Jakarta, Gatra.com - Rencana pemerintah yang tertuang dalam RUU Ketentuan Umum dan Tata Cara Perpajakan (KUP) untuk menaikkan Pajak Pertambahan Nilai (PPN) dari 10 persen menjadi 12 persen, serta perluasan pengenaan PPN untuk sembako, jasa sekolah, jasa penyiaran yang tidak bersifat iklan, jasa tenaga kerja dan beberapa bentuk jasa lainnya, mendapat penentangan dari banyak pihak.
Anggota Badan Anggaran DPR RI, Sukamta menyebut usulan tersebut sebagai rencana ngawur yang bisa berdampak berat terhadap rakyat kecil. “Saat ini masyarakat kecil sangat terdampak oleh pandemi, mestinya pikiran pemerintah itu [berpikir] bagaimana memberikan subsidi sembako supaya harganya stabil dan terjangkau, bukan malah akan dipajaki,” ujar Sukamta dalam keterangannya kepada Gatra.com belum lama ini.
Sukamta menuturkan bagi rakyat kecil, sembako adalah kebutuhan pokok penyambung hidup, bukan barang mewah atau ekslusif. “Jika pajak dikenakan pada sembako, harga-harga akan naik dan memicu inflasi, ini juga bisa memunculkan kelangkaan barang. Rakyat kecil akan makin tak berdaya. Jika ini yang terjadi, maka pemerintah gagal melindungi hajat hidup orang banyak sebagaimana diamanahkan konstitusi,” tegasnya.
Wakil Ketua Fraksi PKS itu menduga rencana pemerintah memperluas cakupan pajak ini, lantaran ingin mendongkrak pendapatan negara yang mengalami penurunan tajam saat pandemi Covid-19. Tetapi menurutnya, jika cara menaikkan pendapatan dengan membebani pajak sembako hingga jasa sekolah, ini menunjukkan kreativitas pemerintah yang tumpul.

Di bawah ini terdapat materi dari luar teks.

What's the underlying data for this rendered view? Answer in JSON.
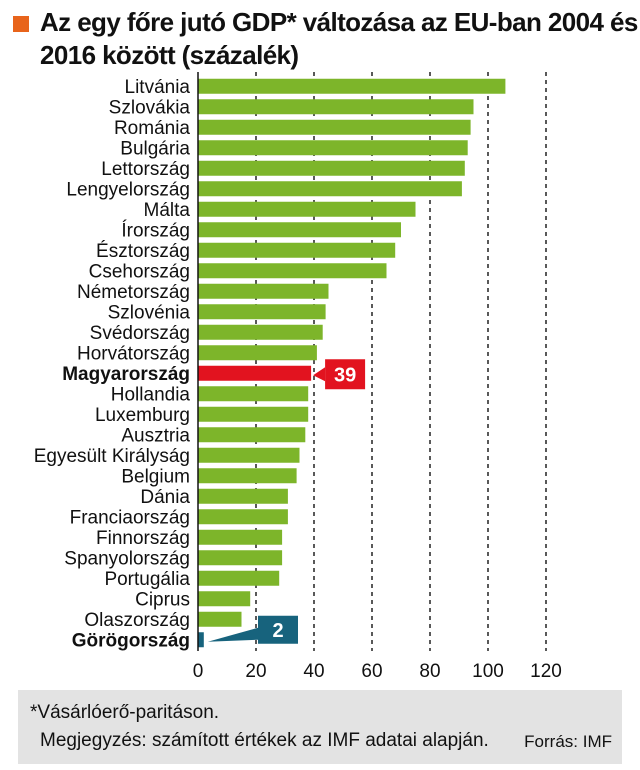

“Pemerintah semestinya meningkatkan kinerja ekspor. Pemerintah juga bisa menambah pajak pada barang-barang yang bisa mencemari lingkungan dan mengganggu kesehatan seperti rokok, plastik, makanan berbasis soda dan gula/ manisan. Jadi tolong lebih kreatif, jangan malah bebani rakyat kecil,” ungkapnya.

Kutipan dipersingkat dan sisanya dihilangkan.